Let me repeat that… if you get bitten...
- wash the wound
- go for good medical care and rabies vaccine
- call home just to ensure you are getting the correct treatment
Human rabies immune globulin (HRIG) is sometimes exceedingly expensive, and / or difficult to find in some of the more remote parts of the world. It is not exactly cheap back home either! As I said, I always ask my volunteers to call me if they are bitten, just to ensure that they are receiving the correct treatment.
This viral infection of the brain is found in rural areas of both Eastern and Western Europe. As the name implies, it is transmitted via ticks, which like to jump off the plants and bushes onto unsuspecting, and uncovered hikers. Ticks do their feeding from spring through fall, so only those who travel into rural areas during this period are at risk.
The vaccine (FSME Immune) consists of two doses, given 1 - 3 months apart. Booster doses should be administered at 18 months for prolonged protection. Personal measures such as wearing long pants and socks, using insect repellents, and inspecting one’s skin at the end of the day for embedded ticks should be encouraged.
See section on Tick-borne Diseases.
TB is a bacterial infection which primarily affects the lungs, though it may affect other organs such as the kidney, the bowel and the lymph nodes.
Unfortunately, it is on the increase throughout the world, as are drug-resistant strains of the bacteria. Many people, especially in less developed countries, have been exposed to TB in the past, and have developed some immunity to the infection. However this so-called immunity may break down, sometimes because of other medications or medical problems, and the infection may "reactivate".
Infection with TB is a fairly small risk to most travellers, but it does occur. Those who are at the greatest risk are travellers going off to highly endemic areas for longer periods of time, and who will have lots of exposure to the local population. Long term volunteers and missionaries fit this description.
There is a fair bit of controversy regarding immunization to prevent TB. Most of the world outside of North America routinely administers BCG to children at birth. This is supposed to prevent TB. In fact, from the studies that have been done, it is not absolutely certain whether BCG works best in certain age groups, against certain forms of TB, and in certain geographic areas.

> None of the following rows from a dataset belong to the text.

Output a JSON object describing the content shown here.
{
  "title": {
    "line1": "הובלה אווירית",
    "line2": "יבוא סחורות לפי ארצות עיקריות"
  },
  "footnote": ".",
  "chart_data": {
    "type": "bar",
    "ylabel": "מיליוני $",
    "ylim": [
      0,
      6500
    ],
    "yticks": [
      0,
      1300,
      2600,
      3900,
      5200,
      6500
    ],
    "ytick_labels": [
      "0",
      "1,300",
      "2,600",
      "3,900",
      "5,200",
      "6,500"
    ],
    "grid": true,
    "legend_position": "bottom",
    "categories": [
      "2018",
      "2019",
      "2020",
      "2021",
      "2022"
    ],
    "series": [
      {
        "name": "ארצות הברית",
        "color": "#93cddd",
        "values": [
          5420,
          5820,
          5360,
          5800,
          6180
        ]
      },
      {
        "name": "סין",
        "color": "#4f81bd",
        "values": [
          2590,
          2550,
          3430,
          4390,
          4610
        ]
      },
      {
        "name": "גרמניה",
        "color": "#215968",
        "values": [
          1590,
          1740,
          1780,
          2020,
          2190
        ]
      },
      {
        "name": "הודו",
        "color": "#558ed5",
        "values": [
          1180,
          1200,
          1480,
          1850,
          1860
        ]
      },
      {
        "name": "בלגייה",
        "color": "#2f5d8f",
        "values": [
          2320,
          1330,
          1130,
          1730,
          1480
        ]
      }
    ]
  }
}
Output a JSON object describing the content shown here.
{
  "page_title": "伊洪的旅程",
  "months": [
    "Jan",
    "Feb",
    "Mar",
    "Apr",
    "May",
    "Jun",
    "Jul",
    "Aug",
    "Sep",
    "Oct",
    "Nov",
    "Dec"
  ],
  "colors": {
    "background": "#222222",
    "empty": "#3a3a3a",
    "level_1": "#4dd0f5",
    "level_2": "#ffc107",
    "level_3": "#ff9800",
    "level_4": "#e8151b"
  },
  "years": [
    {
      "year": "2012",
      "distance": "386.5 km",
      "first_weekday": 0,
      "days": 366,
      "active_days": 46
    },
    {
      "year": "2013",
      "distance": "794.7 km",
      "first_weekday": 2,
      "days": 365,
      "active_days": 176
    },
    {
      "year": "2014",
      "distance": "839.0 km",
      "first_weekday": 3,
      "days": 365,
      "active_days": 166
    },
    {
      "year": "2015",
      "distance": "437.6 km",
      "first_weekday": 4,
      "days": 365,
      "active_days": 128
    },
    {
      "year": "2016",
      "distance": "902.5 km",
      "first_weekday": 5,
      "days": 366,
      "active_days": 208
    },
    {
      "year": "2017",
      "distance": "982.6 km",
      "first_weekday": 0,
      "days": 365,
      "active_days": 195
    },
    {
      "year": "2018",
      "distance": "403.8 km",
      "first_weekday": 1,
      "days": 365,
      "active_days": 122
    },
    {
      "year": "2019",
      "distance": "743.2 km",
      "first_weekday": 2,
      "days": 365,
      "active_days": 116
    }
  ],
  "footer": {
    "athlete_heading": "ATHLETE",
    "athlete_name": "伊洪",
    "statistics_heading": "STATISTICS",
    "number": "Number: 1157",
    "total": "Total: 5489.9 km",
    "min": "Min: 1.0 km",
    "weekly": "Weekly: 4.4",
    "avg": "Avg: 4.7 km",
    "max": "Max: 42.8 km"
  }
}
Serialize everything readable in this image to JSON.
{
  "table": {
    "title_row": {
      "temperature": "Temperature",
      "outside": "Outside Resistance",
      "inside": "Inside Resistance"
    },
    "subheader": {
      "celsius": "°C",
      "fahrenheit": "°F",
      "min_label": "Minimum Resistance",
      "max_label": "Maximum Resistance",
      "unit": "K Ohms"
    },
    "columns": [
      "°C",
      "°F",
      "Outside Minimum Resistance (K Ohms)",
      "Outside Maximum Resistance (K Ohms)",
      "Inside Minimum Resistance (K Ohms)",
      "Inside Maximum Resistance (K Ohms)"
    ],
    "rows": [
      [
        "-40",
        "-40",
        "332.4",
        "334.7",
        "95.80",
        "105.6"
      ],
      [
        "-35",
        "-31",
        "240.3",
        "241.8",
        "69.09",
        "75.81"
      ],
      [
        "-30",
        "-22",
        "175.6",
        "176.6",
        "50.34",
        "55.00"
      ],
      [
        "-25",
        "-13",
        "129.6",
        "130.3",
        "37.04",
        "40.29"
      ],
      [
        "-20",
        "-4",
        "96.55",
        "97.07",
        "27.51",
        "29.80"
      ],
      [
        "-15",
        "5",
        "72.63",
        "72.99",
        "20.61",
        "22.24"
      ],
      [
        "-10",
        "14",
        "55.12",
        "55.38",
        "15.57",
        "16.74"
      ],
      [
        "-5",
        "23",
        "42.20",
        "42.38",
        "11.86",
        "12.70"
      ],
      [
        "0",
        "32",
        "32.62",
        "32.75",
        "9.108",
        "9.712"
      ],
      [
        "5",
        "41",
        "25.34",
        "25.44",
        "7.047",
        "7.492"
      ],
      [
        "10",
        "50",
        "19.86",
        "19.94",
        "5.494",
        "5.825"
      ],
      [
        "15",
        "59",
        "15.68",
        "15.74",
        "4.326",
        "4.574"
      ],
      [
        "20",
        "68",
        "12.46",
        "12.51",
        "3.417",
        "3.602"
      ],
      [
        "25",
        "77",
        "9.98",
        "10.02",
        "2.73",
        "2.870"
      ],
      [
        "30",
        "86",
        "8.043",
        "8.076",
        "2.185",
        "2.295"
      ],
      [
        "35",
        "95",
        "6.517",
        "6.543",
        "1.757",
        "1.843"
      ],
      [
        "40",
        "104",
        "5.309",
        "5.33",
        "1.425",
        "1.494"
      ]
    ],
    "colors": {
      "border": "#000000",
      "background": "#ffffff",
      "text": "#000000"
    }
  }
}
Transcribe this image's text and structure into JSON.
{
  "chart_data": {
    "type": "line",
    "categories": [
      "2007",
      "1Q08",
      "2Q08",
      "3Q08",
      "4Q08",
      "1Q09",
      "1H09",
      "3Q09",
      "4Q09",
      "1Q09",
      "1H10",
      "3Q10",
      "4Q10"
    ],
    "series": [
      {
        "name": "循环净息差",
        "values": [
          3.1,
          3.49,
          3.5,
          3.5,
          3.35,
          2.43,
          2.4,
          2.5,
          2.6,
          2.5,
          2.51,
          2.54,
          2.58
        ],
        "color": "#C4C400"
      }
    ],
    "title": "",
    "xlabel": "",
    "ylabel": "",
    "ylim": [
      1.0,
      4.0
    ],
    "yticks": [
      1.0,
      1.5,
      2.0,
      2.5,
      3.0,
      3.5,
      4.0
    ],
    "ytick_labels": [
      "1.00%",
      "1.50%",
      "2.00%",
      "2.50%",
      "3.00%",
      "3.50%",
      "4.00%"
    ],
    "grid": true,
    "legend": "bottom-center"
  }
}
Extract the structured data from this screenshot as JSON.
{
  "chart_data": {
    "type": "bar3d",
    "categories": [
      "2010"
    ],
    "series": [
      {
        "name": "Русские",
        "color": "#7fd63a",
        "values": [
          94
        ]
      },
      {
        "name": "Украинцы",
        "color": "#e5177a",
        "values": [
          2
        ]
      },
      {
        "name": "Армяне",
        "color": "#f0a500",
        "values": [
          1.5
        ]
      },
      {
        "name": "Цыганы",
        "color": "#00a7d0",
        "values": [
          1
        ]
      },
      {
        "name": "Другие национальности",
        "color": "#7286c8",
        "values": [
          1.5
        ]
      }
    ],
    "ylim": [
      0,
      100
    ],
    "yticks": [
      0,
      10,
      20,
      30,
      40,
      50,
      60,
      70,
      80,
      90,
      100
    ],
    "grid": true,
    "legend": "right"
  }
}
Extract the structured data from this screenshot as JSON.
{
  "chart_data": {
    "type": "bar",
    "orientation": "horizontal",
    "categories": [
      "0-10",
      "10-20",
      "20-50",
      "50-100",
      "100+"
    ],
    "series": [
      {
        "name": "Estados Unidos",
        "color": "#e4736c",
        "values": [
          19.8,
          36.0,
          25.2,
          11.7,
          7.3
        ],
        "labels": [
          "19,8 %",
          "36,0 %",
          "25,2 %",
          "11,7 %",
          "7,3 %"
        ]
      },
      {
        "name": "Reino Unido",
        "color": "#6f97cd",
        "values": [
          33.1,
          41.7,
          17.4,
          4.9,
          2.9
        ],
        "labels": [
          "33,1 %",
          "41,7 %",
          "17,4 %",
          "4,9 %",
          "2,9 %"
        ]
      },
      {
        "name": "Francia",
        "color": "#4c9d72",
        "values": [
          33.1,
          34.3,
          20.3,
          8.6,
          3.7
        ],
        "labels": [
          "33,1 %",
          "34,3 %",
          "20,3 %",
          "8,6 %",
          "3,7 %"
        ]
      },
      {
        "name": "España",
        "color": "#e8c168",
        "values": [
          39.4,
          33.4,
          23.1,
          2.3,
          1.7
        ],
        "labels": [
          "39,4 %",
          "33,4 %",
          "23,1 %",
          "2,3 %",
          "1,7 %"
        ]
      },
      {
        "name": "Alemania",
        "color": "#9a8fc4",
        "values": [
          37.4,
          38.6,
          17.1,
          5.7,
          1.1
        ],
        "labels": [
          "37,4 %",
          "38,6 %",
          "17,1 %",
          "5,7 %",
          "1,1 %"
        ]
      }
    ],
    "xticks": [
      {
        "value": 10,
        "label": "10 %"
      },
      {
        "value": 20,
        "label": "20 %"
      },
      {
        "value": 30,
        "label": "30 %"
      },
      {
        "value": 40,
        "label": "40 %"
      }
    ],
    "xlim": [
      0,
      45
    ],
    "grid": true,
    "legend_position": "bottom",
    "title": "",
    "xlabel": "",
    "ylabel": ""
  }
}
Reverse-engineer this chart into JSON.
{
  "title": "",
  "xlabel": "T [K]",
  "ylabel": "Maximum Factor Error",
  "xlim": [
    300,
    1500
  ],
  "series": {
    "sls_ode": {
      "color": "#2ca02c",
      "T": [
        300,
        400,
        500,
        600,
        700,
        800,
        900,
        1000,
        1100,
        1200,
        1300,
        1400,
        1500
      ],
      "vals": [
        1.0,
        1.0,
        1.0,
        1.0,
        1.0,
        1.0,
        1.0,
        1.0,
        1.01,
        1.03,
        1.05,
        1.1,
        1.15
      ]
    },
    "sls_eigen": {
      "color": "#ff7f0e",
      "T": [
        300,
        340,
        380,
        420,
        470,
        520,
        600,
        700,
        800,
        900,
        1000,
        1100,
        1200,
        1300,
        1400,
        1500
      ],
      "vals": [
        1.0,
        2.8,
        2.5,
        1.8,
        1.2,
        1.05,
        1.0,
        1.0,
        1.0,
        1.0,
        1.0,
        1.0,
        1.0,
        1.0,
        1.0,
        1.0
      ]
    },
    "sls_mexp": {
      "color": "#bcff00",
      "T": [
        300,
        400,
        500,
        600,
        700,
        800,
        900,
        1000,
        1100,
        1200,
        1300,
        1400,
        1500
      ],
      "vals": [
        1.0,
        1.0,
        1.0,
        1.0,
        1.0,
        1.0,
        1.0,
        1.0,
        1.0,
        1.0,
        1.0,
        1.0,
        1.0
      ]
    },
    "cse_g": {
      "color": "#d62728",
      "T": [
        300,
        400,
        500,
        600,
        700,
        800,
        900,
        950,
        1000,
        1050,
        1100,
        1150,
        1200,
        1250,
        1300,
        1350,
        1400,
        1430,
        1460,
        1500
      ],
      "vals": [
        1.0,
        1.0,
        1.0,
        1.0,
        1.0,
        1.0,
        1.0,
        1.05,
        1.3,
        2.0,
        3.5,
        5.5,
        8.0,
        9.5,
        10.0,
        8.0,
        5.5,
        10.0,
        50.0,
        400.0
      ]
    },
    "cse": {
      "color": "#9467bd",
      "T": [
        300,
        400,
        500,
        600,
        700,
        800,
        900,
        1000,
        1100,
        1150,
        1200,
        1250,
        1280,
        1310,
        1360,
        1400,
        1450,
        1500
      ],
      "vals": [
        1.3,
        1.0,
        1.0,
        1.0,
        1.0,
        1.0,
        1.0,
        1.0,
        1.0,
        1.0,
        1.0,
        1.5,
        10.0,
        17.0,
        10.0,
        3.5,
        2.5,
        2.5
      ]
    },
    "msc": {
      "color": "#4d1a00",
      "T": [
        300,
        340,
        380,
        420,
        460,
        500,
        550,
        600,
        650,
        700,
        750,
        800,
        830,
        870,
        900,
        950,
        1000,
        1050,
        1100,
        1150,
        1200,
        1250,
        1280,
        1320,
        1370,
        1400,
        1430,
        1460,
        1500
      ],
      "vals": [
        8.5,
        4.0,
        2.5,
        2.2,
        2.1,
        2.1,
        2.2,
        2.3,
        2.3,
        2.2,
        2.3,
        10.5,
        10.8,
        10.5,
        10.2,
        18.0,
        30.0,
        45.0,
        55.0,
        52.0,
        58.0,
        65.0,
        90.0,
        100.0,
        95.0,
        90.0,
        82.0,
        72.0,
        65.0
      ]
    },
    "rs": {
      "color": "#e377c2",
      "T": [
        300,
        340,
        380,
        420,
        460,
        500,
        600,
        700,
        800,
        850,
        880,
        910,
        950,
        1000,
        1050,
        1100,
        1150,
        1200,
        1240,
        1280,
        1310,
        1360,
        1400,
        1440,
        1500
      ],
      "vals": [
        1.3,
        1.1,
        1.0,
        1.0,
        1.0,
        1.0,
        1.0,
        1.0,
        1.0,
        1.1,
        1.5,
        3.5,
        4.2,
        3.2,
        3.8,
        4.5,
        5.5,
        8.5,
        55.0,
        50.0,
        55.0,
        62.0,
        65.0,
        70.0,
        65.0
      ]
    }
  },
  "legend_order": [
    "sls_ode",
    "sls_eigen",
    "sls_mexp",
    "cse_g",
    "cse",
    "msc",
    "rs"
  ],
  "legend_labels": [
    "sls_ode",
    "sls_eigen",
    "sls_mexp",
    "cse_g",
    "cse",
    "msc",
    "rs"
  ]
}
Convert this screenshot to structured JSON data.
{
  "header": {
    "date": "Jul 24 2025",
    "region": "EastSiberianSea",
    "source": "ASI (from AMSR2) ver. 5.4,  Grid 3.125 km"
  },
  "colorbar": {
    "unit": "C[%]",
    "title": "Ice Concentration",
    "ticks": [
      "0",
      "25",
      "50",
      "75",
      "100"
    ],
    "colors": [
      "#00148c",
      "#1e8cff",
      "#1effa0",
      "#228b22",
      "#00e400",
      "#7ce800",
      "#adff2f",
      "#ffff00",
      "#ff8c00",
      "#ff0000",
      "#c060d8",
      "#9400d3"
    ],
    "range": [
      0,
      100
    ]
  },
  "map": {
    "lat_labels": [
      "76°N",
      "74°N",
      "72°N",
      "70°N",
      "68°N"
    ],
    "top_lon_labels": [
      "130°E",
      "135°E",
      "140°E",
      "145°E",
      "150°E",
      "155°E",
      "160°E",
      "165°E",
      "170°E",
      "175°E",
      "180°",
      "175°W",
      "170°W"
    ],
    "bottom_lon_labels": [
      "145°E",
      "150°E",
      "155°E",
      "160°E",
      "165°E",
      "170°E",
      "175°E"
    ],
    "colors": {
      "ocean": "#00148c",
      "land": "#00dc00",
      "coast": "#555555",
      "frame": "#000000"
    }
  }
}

The Canadian approach has always been to do a TB skin test (Mantoux test) prior to travel. This test is usually normal or negative, unless there has been past exposure or vaccination with BCG. Being negative, the usual plan is to repeat the test a few months after return. In this way, we detect those who have "converted" from negative to positive. It is this group who is at higher risk of developing active TB, and hence would be offered some form of medication, usually INH, as chemoprophylaxis for 6 months.
Considering the spread of multi-drug resistant TB and the difficulty in doing yearly skin tests, it might be worthwhile to at least discuss the pros and cons of BCG with high risk travellers, particularly young children.
This unfortunate illness is the most common malady amongst travellers, affecting up to 50% of those who spend two weeks or more in the tropics. "Boil it, bottle it, peel it, cook it, wash your hands . or forget it" is the still the best advice. Dukoral is an oral vaccine which provides moderate protection for three months against Enterotoxigenic E. coli, the most common cause of TD. It consists of two doses, taken a week apart. It tastes good and is virtually free of side effects. Consider it if you would like to give yourself some added protection against TD.